Pensare che l'Antartide era già stato intravisto da una quarantina di anni, pensare che era il tempo delle scoperte geografiche, delle esposizioni universali, delle mappe che cambiavano di anno in anno. Le terre lontane diventavano sempre meno lontane, ma le Alpi, nel cuore dell'Europa, rimanevano posti remoti e sostanzialmente poco conosciuti. Ancora nel 1873 la viaggiatrice inglese Amelia Edward pubblicava un libro dal titolo Untrodden peaks and unfrequented valleys: cime inviolate e valli sconosciute.
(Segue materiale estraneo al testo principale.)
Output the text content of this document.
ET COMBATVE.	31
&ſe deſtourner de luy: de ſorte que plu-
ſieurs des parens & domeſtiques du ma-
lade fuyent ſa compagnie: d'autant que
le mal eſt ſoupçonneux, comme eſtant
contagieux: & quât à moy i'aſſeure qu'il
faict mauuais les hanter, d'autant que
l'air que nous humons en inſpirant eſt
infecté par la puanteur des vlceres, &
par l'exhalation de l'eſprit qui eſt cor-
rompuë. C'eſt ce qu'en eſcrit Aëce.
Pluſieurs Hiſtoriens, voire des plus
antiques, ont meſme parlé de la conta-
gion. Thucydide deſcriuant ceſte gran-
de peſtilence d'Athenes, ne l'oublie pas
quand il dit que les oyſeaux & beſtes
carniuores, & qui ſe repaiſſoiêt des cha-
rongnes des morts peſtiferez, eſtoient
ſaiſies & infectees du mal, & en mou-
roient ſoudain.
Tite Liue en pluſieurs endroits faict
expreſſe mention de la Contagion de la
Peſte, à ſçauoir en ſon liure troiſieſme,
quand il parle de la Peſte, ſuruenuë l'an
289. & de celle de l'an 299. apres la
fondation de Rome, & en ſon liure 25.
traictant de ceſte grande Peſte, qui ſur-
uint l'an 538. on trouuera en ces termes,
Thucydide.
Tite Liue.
Ma soprattutto le Dolomiti, le Dolomiti che ancora non erano le Dolomiti. Un altro viaggiatore, il francese Jules Leclercq poteva scrivere di quei montanari: I selvaggi dell'Africa centrale provano meno stupore di loro alla vista di uno straniero.
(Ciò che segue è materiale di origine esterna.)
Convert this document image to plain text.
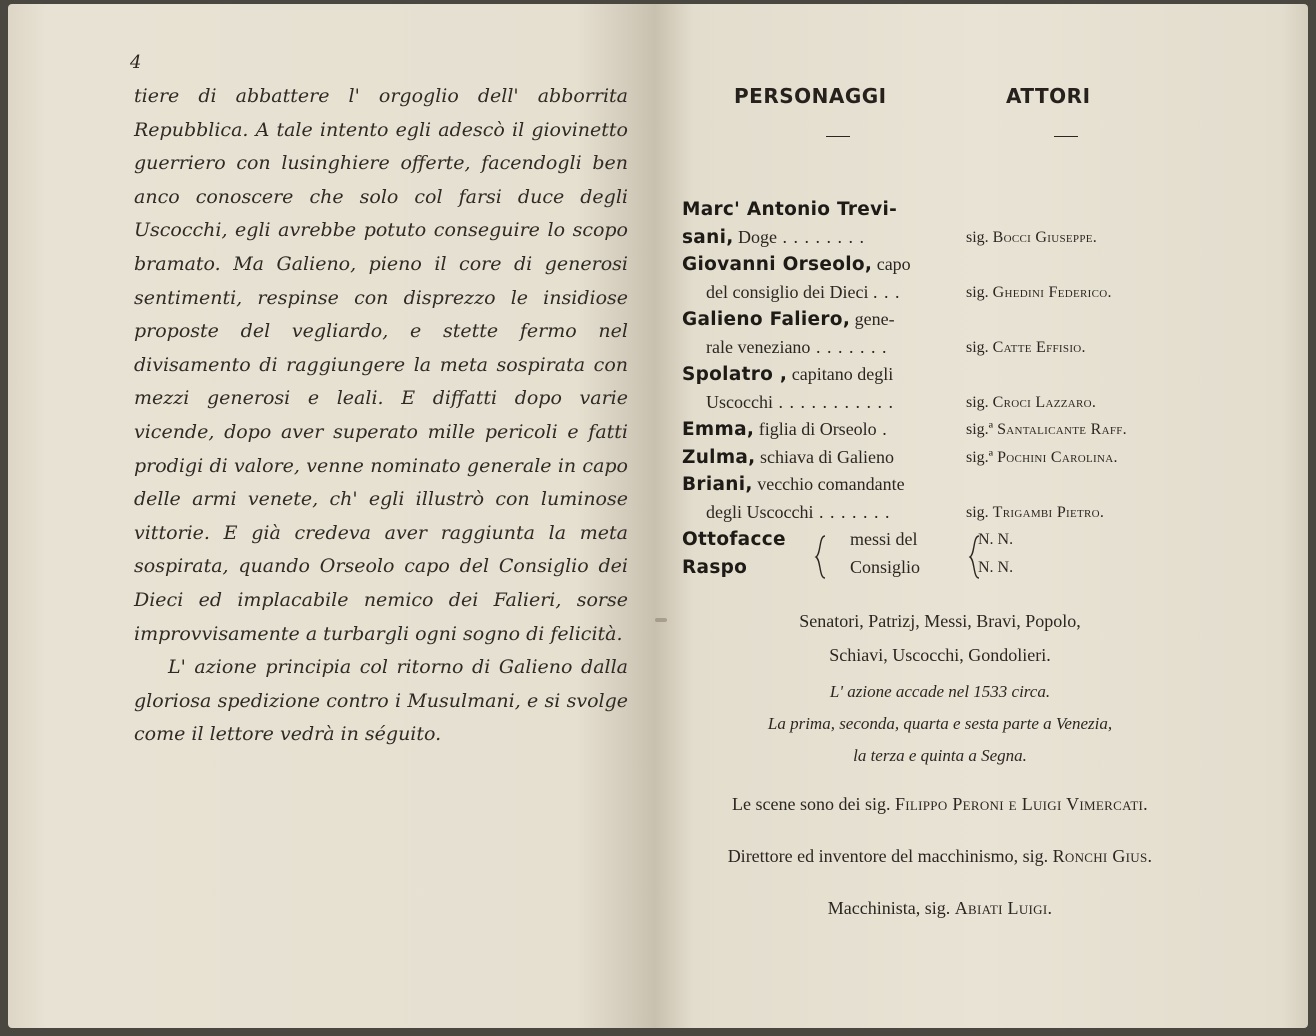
4

tiere di abbattere l' orgoglio dell' abborrita Repubblica. A tale intento egli adescò il giovinetto guerriero con lusinghiere offerte, facendogli ben anco conoscere che solo col farsi duce degli Uscocchi, egli avrebbe potuto conseguire lo scopo bramato. Ma Galieno, pieno il core di generosi sentimenti, respinse con disprezzo le insidiose proposte del vegliardo, e stette fermo nel divisamento di raggiungere la meta sospirata con mezzi generosi e leali. E diffatti dopo varie vicende, dopo aver superato mille pericoli e fatti prodigi di valore, venne nominato generale in capo delle armi venete, ch' egli illustrò con luminose vittorie. E già credeva aver raggiunta la meta sospirata, quando Orseolo capo del Consiglio dei Dieci ed implacabile nemico dei Falieri, sorse improvvisamente a turbargli ogni sogno di felicità.

L' azione principia col ritorno di Galieno dalla gloriosa spedizione contro i Musulmani, e si svolge come il lettore vedrà in séguito.

PERSONAGGI	ATTORI
Marc' Antonio Trevi-
sani, Doge . . . . . . . .	sig. Bocci Giuseppe.
Giovanni Orseolo, capo
del consiglio dei Dieci . . .	sig. Ghedini Federico.
Galieno Faliero, gene-
rale veneziano . . . . . . .	sig. Catte Effisio.
Spolatro , capitano degli
Uscocchi . . . . . . . . . . .	sig. Croci Lazzaro.
Emma, figlia di Orseolo .	sig.ª Santalicante Raff.
Zulma, schiava di Galieno	sig.ª Pochini Carolina.
Briani, vecchio comandante
degli Uscocchi . . . . . . .	sig. Trigambi Pietro.
Ottofacce	messi del	N. N.
Raspo	Consiglio	N. N.
Senatori, Patrizj, Messi, Bravi, Popolo,
Schiavi, Uscocchi, Gondolieri.
L' azione accade nel 1533 circa.
La prima, seconda, quarta e sesta parte a Venezia,
la terza e quinta a Segna.
Le scene sono dei sig. Filippo Peroni e Luigi Vimercati.
Direttore ed inventore del macchinismo, sig. Ronchi Gius.
Macchinista, sig. Abiati Luigi.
Poi arrivarono loro, i due viaggiatori britannici Josiah Gilbert e George Cheetham Churchill (a proposito di nomi, due nomi che sembrano la quintessenza dell'impero britannico). Si innamorarono delle Dolomiti che non erano le Dolomiti e decisero di battezzarle in quel modo, richiamando la pietra di queste montagne, la dolomia. Era il 1864, usciva il loro libro, The Dolomite Mountains. Come andò a finire lo ha raccontato Pietro Veronese, sulla Repubblica di qualche tempo fa:
La parola ebbe successo immediato. I viaggiatori successivi l'adottarono subito, nuovi libri di altri autori la ripresero. Le Dolomiti divennero una moda elegante, certamente molto elitaria.
Soprattutto le Dolomiti erano diventate le Dolomiti.